The South Pole can be a rather brutal environment for scientists to carry out their research as the Sun doesn’t come out at all in the southern winter (March–September), causing temperatures to drop to an astounding -100 degrees Fahrenheit. While it may be a harsh environment for those brave souls who work there, it does also come with some benefits as far astronomers are concerned, one being that the South Pole’s dry atmosphere helps stop any water vapor from interfering with their observations of space.
Those scientists that are stationed at the National Science Foundation’s dedicated Amundsen–Scott South Pole Station, which usually number around 50 people in winter, work at 2,835 metres above sea level and get to utilize the South Pole Telescope (SPT), a 10 meter diameter telescope that can make sub-millimeter wavelength observations with the goal of measuring the cosmic microwave background (CMB), or the radiation left over from the time of the Big Bang.
Keith Vanderlinde, an experimental cosmologist from the University of Toronto, says that this type of work attracts a distinct sort of person, one who doesn’t really need to be around other people in order to have a happy working environment. The behavior of the group that Vanderlinde studied with over an 11 month period was said to vary from being ultra social and interacting in shared quarters, to preferring their own space at the end of the day, especially as they grappled with being isolated from their families for extended periods of time. Furthermore, those people who did not work outside at all were more susceptible to experiencing a personality change that causes them to become highly temperamental.
Nonetheless, scientists are prepared to put up with these harsh social and emotional conditions because the opportunity for scientific discovery is worth all of the strenuous demands.

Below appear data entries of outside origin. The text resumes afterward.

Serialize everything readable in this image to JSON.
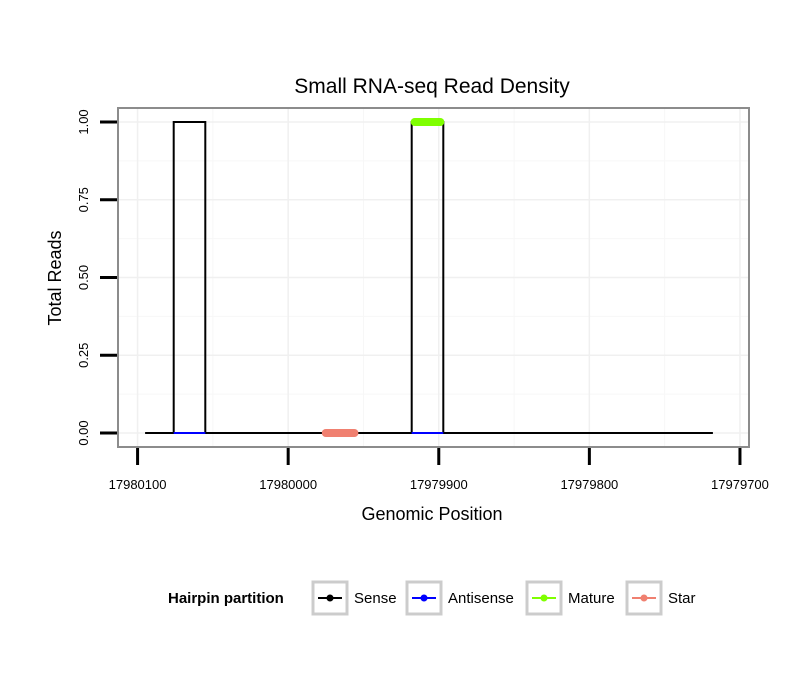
{
  "chart_data": {
    "type": "line",
    "title": "Small RNA-seq Read Density",
    "xlabel": "Genomic Position",
    "ylabel": "Total Reads",
    "xlim": [
      17980113,
      17979694
    ],
    "x_reversed": true,
    "ylim": [
      -0.045,
      1.045
    ],
    "grid": true,
    "x_ticks": [
      17980100,
      17980000,
      17979900,
      17979800,
      17979700
    ],
    "x_tick_labels": [
      "17980100",
      "17980000",
      "17979900",
      "17979800",
      "17979700"
    ],
    "y_ticks": [
      0,
      0.25,
      0.5,
      0.75,
      1
    ],
    "y_tick_labels": [
      "0.00",
      "0.25",
      "0.50",
      "0.75",
      "1.00"
    ],
    "colors": {
      "Sense": "#000000",
      "Antisense": "#0000ff",
      "Mature": "#7fff00",
      "Star": "#f08070"
    },
    "series": [
      {
        "name": "Sense",
        "points": [
          [
            17980095,
            0
          ],
          [
            17980076,
            0
          ],
          [
            17980076,
            1
          ],
          [
            17980055,
            1
          ],
          [
            17980055,
            0
          ],
          [
            17979918,
            0
          ],
          [
            17979918,
            1
          ],
          [
            17979897,
            1
          ],
          [
            17979897,
            0
          ],
          [
            17979718,
            0
          ]
        ]
      },
      {
        "name": "Antisense",
        "points": [
          [
            17980076,
            0
          ],
          [
            17980055,
            0
          ],
          [
            17979918,
            0
          ],
          [
            17979897,
            0
          ]
        ]
      },
      {
        "name": "Mature",
        "points": [
          [
            17979916,
            1
          ],
          [
            17979899,
            1
          ]
        ]
      },
      {
        "name": "Star",
        "points": [
          [
            17979975,
            0
          ],
          [
            17979956,
            0
          ]
        ]
      }
    ],
    "legend": {
      "title": "Hairpin partition",
      "position": "bottom",
      "entries": [
        "Sense",
        "Antisense",
        "Mature",
        "Star"
      ]
    }
  }
}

The South Pole Telescope that they work upon helps map out the energy leftover from the expanse of the universe, called cosmic microwave background (CMB), which refers to a recombination period that took place 378,000 years after the Big Bang (13.8 billion years ago). As John Kovac from the Harvard-Smithsonian Center for Astrophysics explains:
“The South Pole is the closest you can get to space and still be on the ground. It’s one of the driest and clearest locations on Earth, perfect for observing the faint microwaves from the Big Bang.”
As the CMB travels through galaxy clusters, some of its light scatters hot electrons, that subsequently shows up on their findings as excess energy. By studying these shadows, scientists are then able to make a range of different findings, including determining the location of the largest structures in the universe, how clusters of galaxies actually formed during different universal eras, as well as even more fundamental questions, such as how gravity works to pull dust and gas together into these clusters, along with how dark energy works.
In the meantime, Prof. Keith Vanderlinde has made a number of visits to the South Pole during the summer (September–March) to see how the research was progressing, a time of the year when the Sun never sets below the horizon and average temperatures are around -18° F. Vanderlinde has also concluded that one trip during the dark winter when average temperatures are -76° F was more than enough, and that while it was in no way a bad experience, the thought of repeating such an expedition did not appeal to him.